No sabía quién era, no deseaba hacer preguntas. Sólo tenía, me lo estaba repitiendo, como única defensa, el silencio. El silencio por nosotros. Me acerqué un poco más a la mesa y estuve palpando la terquedad de los huesos de la frente. Tal vez los cinco hombres esperaran algo más; y yo estaba dispuesto a todo. La bestia, siempre en el fondo del galpón, enumeraba ahora con su voz vulgar:
– La faz está manchada por un líquido azulado y sanguinolento que ha fluido por la boca y la nariz. Después de haberla lavado cuidadosamente, reconocemos en torno de la boca extensa escoriación con equimosis, y la impresión de las uñas hincadas en las carnes. Dos señales análogas existen debajo del ojo derecho, cuyo párpado inferior está fuertemente contuso. A más de las huellas de la violencia que han sido ejecutadas manifiestamente durante la vida, nótanse en el rostro numerosos desgarros, puntuados, sin rojez, sin equimosis, con simple desecamiento de la epidermis y producidos por el roce del cuerpo contra la arena. Vese una infiltración de sangre coagulada, a cada lado de la laringe. Los tegumentos están invadidos por la putrefacción y pueden distinguirse en ellos vestigios de contusiones o equimosis. El interior de la tráquea y de los bronquios contiene una pequeña cantidad de un líquido turbio, oscuro, no espumoso, mezclado con arena.
Era un buen responso, todo estaba perdido. Me incliné para besarle la frente y después, por piedad y amor, el líquido rojizo que le hacía burbujas entre los labios.
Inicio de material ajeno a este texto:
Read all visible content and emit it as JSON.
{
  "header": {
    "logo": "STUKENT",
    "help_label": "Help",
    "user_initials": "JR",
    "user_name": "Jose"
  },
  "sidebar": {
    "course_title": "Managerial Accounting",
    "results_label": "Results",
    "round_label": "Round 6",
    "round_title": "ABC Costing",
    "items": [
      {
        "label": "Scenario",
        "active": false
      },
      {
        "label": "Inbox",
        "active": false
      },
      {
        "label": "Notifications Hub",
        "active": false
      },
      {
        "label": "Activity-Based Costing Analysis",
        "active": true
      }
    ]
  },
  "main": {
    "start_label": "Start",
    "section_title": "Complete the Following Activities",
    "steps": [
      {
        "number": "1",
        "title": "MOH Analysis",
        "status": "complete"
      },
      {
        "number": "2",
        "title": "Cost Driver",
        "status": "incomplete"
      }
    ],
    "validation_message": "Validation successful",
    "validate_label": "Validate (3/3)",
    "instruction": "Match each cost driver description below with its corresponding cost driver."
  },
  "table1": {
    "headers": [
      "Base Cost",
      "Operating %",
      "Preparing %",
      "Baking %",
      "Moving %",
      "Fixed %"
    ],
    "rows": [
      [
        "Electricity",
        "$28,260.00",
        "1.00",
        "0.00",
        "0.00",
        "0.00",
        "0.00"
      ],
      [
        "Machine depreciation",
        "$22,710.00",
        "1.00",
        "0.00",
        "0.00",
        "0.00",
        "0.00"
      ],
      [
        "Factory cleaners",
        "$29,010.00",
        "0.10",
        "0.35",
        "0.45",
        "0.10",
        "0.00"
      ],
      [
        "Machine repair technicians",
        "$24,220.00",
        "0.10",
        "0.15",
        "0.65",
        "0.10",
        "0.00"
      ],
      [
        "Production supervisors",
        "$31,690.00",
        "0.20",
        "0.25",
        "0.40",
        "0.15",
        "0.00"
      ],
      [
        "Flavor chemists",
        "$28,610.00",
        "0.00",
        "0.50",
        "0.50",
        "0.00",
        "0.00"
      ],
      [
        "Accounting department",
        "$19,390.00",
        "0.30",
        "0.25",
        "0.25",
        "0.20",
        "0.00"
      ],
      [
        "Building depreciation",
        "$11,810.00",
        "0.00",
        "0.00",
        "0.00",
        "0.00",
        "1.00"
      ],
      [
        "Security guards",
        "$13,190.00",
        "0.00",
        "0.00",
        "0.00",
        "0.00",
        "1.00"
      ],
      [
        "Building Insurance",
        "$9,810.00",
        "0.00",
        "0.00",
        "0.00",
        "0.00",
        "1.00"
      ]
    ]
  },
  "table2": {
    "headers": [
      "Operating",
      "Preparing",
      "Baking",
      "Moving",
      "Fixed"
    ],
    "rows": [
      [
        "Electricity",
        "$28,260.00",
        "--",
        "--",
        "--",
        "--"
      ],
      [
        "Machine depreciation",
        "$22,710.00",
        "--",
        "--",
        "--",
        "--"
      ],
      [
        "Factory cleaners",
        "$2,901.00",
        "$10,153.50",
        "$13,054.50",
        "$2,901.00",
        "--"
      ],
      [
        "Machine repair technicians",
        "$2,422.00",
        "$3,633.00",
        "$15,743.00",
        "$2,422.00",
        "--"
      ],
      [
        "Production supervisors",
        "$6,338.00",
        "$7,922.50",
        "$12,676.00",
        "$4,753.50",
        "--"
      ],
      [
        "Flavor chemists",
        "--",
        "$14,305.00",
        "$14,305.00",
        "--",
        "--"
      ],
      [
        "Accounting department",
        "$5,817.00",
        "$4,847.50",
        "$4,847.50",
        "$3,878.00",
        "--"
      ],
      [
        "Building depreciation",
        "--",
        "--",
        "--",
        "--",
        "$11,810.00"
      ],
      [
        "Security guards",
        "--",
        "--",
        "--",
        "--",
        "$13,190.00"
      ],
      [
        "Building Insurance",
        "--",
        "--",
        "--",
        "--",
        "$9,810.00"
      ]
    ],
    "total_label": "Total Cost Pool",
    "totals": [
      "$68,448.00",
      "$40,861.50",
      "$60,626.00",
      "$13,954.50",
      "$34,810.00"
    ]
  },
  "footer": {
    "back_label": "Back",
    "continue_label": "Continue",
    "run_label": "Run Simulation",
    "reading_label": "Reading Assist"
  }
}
Pero la cabeza con su pelo endurecido, la nariz achatada, la boca oscura, alargada en forma de hoz con las puntas hacia abajo, lacias, goteantes, permanecía inmóvil, invariable su volumen en el aire sombrío que olía a sentina, más dura a cada paso de mis ojos por los pómulos y la frente y el mentón que no se resolvía a colgar. Me hablaban uno tras otro, el hombre alto y el rubio, como si realizaran un juego, golpeando alternativamente la misma pregunta. Luego el hombre alto soltó la lona, dio un salto y me sacudió de las solapas. Pero no creía en lo que estaba haciendo, bastaba mirarle los ojos redondos, y en cuanto le sonreí con fatiga, me mostró rápidamente los dientes, con odio y abrió la mano.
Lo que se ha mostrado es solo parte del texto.